A Series of Divinely Ordained Random Occurances

"Our wisdom, in so far as it ought to be deemed true and solid Wisdom, consists almost entirely of two parts: the knowledge of God and of ourselves." (John Calvin)

Thursday, September 27, 2007

getting touchy about touching

Scott and I attended a marriage retreat this last weekend which covered the five love languages, as "discovered" by Gary Chapman. Quality Time, Words of Affirmation, Acts of Service, Giving of Gifts, and Physical Touch. As always, I of course came out screaming physical touch as the strongest of my love languages in our 35 question "diagnostic" test. It's been that way for as long as I can remember. Save your words and give me a hug. When I was a little girl I used to crawl up in my Daddy's lap and sit there for hours or just lean on him while he watched football. Or I'd go find Mom and tell her not to just give me a "hug," I need a "big hug."

However, in America this can be the curse of all curses to have for a love language. We are just not a touchy people. My first month of living alone in Dallas, attending classes at seminary and working in a brand new environment where I knew no one, proved to be one of the loneliest times of my entire life. It wasn't for lack of attention, people at work and school talked to me a lot. They even did things for me and gave me little welcome gifts. They took me out for lunch. But nobody hugged me. Nobody gave me a pat on the back. Nobody played with my hair as we sat in the floor and watched movies, or gave me a foot rub as my best friends and I used to always do. I didn't mind living alone, I enjoyed it even, but I missed coming home to my college roommate, Kara, and she would play with my hair as I talked about my day. In fact, the third week of my new life in Dallas I came home on a Friday night and wept until I had no more tears, because no one had touched me in weeks.

This is already making many of you uncomfortable. We're not supposed to need touch like that. Because somehow our culture has figured out a way to take something as loving and special and innocent as physical touch and dirty it with sexual connotation. I'm not talking about sexual touch. There is such a huge difference between the two. Yes, I'm serious. Those of us who have the love language of physical touch can explain it so clearly to you. Because having the love language of physical touch does not mean we have an insatiable hunger for sex. Instead, it means that we feel the most loved when someone physically says "I support you." or "I think you are special." It means that we can walk by a billboard that says "You are wonderful" and feel nothing, but we can walk into a room where a close friend puts their arm around your shoulders or fluffs your hair playfully and says nothing, and suddenly we feel loved, appreciated, and special.

All this to say, I've always loved the passages in Scripture that talk about touch. The Jewish people were a touchy people. I think I could have done well as a Jew. "Greet one another with a holy kiss." It's all over Scripture, whatever happened to that, anyway?

Jesus touched everybody. He touched little kids and held them in his lap. He touched his disciples (can't you just picture him putting his hand on Peter's shoulder to gently hold him back from saying the first thing that popped into his head, like he always did?), he touched his friends Mary and Martha, and he touched when he healed. So many accounts of him touching peoples eyes, faces, hands, while he's healing. Mark 1:40-45 records possibly one of my favorite accounts of Jesus' touch... when he healed the leper, but touched him before he healed him. Nobody touched lepers. They were unclean. But Jesus touched him, because he loved him. Can you imagine what it felt like to a leper who hadn't been touched in all of his diseased years to feel the warmth of Jesus' hand upon his withered skin?
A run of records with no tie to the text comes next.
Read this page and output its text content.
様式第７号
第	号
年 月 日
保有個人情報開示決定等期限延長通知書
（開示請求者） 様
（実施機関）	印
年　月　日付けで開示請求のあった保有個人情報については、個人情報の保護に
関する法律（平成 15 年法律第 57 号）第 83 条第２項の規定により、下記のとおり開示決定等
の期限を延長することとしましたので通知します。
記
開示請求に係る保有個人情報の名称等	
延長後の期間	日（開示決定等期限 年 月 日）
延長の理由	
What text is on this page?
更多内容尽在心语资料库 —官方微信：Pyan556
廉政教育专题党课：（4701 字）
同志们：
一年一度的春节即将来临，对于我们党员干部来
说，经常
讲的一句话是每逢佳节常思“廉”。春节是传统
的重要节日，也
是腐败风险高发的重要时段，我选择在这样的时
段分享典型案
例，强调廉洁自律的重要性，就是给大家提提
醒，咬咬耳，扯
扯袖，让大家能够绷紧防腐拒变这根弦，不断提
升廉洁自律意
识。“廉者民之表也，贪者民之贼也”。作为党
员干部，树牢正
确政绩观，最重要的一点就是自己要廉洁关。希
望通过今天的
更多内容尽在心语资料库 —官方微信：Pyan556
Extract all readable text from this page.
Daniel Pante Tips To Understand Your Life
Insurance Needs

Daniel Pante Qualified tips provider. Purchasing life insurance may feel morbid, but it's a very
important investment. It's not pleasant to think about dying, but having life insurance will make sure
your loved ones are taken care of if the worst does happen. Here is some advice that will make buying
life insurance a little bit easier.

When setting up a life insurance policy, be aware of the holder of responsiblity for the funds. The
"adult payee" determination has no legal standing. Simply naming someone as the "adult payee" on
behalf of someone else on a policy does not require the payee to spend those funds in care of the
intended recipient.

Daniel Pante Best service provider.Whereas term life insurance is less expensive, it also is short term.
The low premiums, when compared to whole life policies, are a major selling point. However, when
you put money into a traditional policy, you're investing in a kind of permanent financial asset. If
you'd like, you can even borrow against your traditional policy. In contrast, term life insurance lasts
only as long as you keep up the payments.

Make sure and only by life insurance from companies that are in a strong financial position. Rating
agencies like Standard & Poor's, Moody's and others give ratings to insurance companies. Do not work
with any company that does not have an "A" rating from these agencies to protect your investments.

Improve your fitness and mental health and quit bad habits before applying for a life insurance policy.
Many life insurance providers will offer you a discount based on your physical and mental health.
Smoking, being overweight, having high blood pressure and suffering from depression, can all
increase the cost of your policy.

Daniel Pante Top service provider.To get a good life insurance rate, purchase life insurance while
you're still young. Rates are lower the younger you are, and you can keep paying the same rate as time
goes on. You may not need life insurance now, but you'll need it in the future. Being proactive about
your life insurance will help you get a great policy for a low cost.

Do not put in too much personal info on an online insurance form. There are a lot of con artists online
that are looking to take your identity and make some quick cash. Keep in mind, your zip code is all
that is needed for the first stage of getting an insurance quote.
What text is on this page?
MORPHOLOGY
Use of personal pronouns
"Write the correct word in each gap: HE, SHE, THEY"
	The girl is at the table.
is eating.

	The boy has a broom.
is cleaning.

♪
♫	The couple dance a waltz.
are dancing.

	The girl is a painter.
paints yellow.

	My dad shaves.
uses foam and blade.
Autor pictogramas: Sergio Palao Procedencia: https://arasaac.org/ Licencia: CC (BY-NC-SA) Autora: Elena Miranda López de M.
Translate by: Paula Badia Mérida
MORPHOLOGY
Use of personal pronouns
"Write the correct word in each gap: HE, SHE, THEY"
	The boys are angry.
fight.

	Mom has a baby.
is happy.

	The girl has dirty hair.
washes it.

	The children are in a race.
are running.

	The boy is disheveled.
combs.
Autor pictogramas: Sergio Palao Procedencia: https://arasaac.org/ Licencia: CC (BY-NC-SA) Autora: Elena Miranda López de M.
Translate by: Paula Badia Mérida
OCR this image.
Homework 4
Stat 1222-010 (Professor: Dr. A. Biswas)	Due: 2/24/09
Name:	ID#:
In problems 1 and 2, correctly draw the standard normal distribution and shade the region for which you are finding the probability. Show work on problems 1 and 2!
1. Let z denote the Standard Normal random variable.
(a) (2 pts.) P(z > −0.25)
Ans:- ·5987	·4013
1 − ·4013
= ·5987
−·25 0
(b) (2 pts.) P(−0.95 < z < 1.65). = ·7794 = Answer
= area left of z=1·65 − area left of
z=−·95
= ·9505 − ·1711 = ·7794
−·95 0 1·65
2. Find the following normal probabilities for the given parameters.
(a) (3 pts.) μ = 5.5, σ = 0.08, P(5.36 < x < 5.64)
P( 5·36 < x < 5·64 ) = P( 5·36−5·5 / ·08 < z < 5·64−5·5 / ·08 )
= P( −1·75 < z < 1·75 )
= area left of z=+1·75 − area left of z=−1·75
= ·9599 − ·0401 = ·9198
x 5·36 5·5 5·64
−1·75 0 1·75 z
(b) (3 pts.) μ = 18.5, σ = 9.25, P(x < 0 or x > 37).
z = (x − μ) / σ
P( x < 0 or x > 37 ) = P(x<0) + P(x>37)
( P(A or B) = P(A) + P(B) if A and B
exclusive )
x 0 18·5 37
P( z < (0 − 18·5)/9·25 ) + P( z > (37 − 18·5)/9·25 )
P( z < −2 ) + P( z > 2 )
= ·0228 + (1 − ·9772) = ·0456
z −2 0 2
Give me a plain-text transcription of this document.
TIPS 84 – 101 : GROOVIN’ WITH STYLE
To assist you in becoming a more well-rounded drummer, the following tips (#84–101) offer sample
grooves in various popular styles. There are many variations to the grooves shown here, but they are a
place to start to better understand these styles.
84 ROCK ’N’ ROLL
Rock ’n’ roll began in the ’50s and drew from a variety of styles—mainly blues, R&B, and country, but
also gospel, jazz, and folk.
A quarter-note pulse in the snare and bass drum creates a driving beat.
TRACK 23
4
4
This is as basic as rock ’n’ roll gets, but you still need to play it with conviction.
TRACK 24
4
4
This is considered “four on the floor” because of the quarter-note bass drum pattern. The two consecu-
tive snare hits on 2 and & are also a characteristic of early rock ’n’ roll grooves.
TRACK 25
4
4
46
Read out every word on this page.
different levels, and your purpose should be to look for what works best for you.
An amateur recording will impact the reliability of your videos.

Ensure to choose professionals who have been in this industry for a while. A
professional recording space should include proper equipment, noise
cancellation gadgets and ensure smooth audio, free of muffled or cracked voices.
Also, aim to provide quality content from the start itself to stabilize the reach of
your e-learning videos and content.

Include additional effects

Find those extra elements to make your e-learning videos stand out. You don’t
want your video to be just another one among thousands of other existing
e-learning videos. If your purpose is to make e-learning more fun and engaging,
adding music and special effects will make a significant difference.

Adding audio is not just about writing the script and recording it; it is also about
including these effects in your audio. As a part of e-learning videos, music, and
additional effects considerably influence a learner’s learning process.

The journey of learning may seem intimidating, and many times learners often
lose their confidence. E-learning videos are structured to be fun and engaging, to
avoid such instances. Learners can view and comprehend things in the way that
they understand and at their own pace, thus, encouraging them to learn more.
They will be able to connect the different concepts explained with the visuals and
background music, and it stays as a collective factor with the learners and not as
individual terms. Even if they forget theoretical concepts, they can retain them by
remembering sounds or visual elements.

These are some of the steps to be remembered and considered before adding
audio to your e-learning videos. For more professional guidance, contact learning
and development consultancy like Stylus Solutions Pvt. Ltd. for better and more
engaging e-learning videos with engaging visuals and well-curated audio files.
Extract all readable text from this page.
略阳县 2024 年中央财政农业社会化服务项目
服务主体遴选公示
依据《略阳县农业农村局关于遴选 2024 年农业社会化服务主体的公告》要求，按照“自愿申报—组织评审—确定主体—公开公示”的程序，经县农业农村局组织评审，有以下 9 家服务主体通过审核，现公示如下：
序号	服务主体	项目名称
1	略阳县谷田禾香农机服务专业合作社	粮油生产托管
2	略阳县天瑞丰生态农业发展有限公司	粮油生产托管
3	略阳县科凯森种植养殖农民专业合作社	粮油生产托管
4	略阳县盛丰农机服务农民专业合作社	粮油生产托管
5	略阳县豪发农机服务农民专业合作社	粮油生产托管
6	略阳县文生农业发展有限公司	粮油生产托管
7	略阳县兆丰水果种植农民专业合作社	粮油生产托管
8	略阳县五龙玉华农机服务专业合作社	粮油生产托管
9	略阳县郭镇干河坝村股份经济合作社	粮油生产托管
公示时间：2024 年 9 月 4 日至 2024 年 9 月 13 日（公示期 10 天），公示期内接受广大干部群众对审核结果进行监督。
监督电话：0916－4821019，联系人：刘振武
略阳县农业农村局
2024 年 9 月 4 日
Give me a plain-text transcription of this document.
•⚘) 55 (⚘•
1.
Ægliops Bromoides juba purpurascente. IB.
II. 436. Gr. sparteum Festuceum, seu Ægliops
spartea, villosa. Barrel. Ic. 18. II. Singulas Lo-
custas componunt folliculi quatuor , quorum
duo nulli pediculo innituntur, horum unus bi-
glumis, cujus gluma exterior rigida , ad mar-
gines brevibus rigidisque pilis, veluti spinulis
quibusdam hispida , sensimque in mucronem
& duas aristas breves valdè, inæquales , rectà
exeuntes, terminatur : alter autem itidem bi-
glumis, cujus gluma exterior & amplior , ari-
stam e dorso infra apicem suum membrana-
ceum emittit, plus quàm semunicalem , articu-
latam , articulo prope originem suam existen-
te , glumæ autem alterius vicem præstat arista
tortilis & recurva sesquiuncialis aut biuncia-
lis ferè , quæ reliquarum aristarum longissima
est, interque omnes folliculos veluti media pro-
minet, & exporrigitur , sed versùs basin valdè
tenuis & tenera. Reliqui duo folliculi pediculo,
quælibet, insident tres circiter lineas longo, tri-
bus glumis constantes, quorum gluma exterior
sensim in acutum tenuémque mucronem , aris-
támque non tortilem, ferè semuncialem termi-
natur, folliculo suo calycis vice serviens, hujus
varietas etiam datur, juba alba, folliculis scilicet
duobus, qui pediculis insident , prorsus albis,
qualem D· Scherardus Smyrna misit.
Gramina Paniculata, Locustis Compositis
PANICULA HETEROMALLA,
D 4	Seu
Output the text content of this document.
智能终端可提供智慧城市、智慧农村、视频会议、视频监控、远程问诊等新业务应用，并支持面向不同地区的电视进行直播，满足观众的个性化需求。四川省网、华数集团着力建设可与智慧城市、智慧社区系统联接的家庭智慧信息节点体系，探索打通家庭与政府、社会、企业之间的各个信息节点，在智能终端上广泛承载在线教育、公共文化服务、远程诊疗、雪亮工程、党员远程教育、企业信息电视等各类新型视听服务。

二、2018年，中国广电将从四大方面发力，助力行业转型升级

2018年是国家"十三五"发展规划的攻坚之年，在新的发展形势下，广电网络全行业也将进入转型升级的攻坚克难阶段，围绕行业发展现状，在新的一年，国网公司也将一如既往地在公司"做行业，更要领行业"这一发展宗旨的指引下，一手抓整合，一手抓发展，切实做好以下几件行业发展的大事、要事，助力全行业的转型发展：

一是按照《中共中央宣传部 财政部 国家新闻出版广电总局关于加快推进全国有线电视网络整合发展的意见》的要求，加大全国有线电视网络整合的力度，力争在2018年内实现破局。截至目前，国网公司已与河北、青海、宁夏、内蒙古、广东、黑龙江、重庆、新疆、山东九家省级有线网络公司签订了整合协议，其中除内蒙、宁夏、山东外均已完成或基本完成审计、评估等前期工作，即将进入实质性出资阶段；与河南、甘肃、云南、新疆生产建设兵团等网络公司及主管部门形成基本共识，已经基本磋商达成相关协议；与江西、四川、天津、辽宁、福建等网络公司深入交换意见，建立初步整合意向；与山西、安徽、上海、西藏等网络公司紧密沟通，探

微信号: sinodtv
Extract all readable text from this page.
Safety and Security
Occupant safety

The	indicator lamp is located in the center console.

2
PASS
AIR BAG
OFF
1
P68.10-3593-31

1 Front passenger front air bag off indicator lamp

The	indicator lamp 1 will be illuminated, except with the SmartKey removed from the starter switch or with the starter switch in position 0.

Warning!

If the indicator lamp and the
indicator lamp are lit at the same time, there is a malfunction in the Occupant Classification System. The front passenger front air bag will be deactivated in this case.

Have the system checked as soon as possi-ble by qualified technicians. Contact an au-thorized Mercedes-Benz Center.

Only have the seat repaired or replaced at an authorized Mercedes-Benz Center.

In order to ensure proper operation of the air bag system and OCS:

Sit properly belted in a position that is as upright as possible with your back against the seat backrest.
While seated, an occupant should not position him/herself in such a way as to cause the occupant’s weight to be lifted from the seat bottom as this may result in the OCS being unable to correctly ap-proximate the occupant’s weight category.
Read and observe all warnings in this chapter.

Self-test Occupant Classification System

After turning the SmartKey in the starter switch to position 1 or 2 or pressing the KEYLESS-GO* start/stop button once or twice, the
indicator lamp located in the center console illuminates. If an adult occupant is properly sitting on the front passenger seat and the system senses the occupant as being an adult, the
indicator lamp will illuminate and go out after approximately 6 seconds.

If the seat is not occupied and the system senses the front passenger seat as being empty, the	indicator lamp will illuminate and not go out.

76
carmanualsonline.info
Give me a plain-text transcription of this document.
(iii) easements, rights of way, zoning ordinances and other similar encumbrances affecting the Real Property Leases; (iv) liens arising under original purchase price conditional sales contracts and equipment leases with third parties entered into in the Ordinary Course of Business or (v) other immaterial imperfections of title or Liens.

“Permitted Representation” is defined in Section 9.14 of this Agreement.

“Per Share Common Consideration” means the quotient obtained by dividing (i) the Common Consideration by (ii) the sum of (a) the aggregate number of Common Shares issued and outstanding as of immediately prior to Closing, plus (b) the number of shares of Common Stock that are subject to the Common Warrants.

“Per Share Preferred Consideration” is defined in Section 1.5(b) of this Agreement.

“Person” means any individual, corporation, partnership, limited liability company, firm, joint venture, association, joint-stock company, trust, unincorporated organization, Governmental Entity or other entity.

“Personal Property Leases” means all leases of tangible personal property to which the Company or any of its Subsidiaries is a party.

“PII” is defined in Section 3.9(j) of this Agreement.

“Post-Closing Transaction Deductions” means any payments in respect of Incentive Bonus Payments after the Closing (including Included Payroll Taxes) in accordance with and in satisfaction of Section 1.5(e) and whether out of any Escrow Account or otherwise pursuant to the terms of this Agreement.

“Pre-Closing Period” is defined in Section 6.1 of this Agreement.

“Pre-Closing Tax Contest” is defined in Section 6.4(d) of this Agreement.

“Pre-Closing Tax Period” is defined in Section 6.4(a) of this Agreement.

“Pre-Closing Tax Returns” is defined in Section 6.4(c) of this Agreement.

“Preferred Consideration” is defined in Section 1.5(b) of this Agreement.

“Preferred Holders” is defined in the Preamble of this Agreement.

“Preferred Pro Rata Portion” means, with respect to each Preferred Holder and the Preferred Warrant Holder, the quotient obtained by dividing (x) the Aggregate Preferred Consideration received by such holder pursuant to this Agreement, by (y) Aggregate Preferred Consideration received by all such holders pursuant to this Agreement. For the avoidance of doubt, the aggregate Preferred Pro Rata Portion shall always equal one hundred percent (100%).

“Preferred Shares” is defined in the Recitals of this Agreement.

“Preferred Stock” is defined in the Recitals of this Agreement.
I heard a story the other day about a young lady who was in the hospital in great pain, on morphine. A nurse came in to change her bandages, and the lady began to weep loudly. The nurse went to increase her morphine drip, but the lady just cried louder. Finally, the nurse asked her if she wanted some water or something for the pain. "Can you please hug me, instead?" the girl cried. The nurse put her arms around her, and began coming in and hugging her every day. In a matter of weeks, the young lady was off of morphine completely.

Yet with all of this, it is still hard for us as Americans to touch. This is bad. Christians, we need to be supporting each other with words, actions, and a firm hand on the shoulder, a hug, a pat on the back, a high-five. What could it hurt? The culture around us is crying out for touch... where do you think the sex obsession originates? (I know, it's more than touch, but that is also a central key!) Come on, we're the body of Christ. And bodies are created for touch.

I'll go ahead and speak up. I need touch. Not just from my hubby, but also from the body. I need that pat on the shoulder, that little supportive hug now and again. And if I need it, I know there are so many more out there who do, to, but are afraid to say because it has somehow become a sensitive issue in today's America. But we need to be touched, loved, appreciated. So let the touching commence, without shame, for we are all brothers and sisters in the bond of Christ, and he touched people. Isn't that reason enough?

So, someday I will have the privilege of walking into the arms of my Lord, my Savior will enfold me in his loving and merciful arms which bear the scars of the wounds he endured for my benefit, and I will receive the greatest hug I've ever known. Until that day, I will look to the Body to be the arms of Christ.